Rhema Bible Church, USA

Venue: Rhema Bible Church
Location: Broken Arrow, OK
Venue-type: House of Worship
Loudspeaker system:
12 x Flashlight TFS-780H
9 x Floodlight TFL-760H
9 x custom TFL-760 downfills
20 x TSW-721 bass enclosures
6 x TFM-250 choir monitors
18 x TMI-103 monitors
4 x HiLight THL-811W

The largest North American fixed Turbosound installation came with the first stage of a multi-part contract for the Rhema Bible Church in Broken Arrow. Audio Independence, Turbosound's American distributor, supplied a Flashlight/Floodlight system and monitors for the 5,000-seat arena.

Designed like a rock venue with raked seating, ithe church's new rig must reproduce a range of events, from full orchestras to solo evangelists.

The $390,000 already spent on the new audio system will be increased when the non-denominational church turns to its other on-campus facilities, including a further 2,000-seat arena, four 500-seat auditoria and a 750-capacity room. The church also incorporates a large ministerial school on campus, with an intake of 2,000 students a year.

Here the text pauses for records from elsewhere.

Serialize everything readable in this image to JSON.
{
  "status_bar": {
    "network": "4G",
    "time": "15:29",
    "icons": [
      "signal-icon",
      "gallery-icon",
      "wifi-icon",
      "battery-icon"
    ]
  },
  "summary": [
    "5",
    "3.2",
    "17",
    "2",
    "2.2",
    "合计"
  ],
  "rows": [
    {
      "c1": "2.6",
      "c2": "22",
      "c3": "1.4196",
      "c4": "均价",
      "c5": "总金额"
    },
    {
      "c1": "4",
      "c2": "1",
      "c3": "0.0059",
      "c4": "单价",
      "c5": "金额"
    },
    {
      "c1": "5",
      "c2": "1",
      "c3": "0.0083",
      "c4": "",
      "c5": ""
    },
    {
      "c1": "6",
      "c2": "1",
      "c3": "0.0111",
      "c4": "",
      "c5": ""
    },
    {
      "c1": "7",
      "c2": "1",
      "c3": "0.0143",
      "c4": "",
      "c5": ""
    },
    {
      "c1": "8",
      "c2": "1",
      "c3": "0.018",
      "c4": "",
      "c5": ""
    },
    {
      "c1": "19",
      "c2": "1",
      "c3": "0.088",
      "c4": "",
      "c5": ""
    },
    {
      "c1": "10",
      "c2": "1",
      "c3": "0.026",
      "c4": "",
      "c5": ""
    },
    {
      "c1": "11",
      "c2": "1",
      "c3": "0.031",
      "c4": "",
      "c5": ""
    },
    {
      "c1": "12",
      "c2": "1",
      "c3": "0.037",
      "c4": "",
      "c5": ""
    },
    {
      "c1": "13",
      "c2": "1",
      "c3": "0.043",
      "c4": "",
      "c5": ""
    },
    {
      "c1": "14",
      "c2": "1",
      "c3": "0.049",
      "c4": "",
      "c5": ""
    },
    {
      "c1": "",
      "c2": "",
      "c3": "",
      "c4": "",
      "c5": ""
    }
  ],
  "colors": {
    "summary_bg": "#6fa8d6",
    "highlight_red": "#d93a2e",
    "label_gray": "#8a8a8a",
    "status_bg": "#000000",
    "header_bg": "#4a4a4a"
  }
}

"We are revamping the entire ministry," commented Eugene Gregory, the church's audio supervisor. "Each one of these facilities will be getting Turbosound. We are even putting Turbosound into our gym and already have eight Impact 50s on our tour bus."

The search for a new public address system began when the Rhema Bible Church faced the fact that its existing system was inadequate.

"We were very familiar with Turbosound as far as quality was concerned, and being in the music business for so long I had always looked at the brand as the finest available," remarked Eugene. "However, in this ministry they strive to have the best of everything, so, specifying Turbosound has not been a problem."

Of course Turbosound didn't have it all their own way. Several other proprietary sound systems were considered, but when their representatives weighed up the acoustical parameters of the building it was clear that they didn't have the product catalogue that would give the church the required coverage.

"Only Turbosound said that they didn't envisage a problem," picks up Eugene, "and that's because their cabinets are so well designed and are able to point right back to the upper-balcony position thanks to the long throw characteristics of Flashlight.Their design solved a lot of problems and thankfully went in really smoothly.

"Though it's a fairly modern building, the acoustical design is horrendous," says Eugene. "The original contractor had no concept of the future needs of the ministry and assumed it would accommodate the basic pipe organ, lavalier microphone, piano and choir; in fact it was designed to acoustically amplify the choir. With Turbosound we were able to solve all the problems in areas where, traditionally, you couldn't hear, like the back wall of the balcony."

The speed of rigging the 52-box system was a feat in itself. Going in after the Sunday evening service, under the project management of Audio Independence engineer Paul Giansante and sales engineer Brad Stephens, the contractors worked all night and right through the week, so that the congregation arriving at the following Sunday morning service were treated to new standards of speech intelligibility.

"We had done a lot to pave the way," explains Eugene. "With a staff of 340 we have all the basic construction skills on board so were able to deal with the electrical end and the structural end. We also had to add new rigging points, new structural supports in the catwalk and enlarge the speaker scrims. It was a major reconstruction but we were ready for Paul when he arrived on site on November 30."

The room's layout dictated the rigging arrangement. The shape is half-moon, facilitating five pre-existing cluster points (centre main and two on each side). Twelve TFS-780H Flashlight enclosures are deployed to cover the balcony with nine TFL-760 Floodlights covering the partial floor and nine custom TFL-760 downfills which have been flipped into a horizontal box, to cover the remainder of the lower floor.

The centre cluster comprises four Flashlight boxes, three Floodlights and three downfills, while two further clusters comprise three Flashlights, two Floodlights and two downfills, while providing the rear coverage is a cluster comprising single Floodlight and Flashlight boxes, with a downfill. The lower frequencies are handled by 12 flown TSW-721s, with a further eight ground-stacked under the stage.

In addition, Turbosound have provided all the stage and choir monitors with TFM-250s (12" plus 2" horn, biamped) as well as 18 TMI-103s, used on different areas of the stage and four THL-811W enclosures. The system is being powered exclusively by 34 amplifiers from UK company MC2.

Eugene confirms that so far the results have been outstanding. "The comments we have received have been very promising. This is a media-oriented ministry and people notice good sound when they hear it. The coverage is much better and it is only now we have learned why for years people could never understand what was being said."

The new system combines volume with clarity and Eugene confessed that they had to resist the temptation to exploit the full headroom available in the system. "Nevertheless," he said, "when things really get going we are running 105dB-106dB SPL at the console - previously we were getting 90dB out of a lapel mic."

One such occasion was the New Year's Eve appearance by leading evangelist, the Rev. Kenneth Copeland, when over 7,000 people attended.

The Rhema Bible Church is a worldwide organisation with headquarters in the US, Canada, South Africa and Australia, with many affiliated churches in the UK.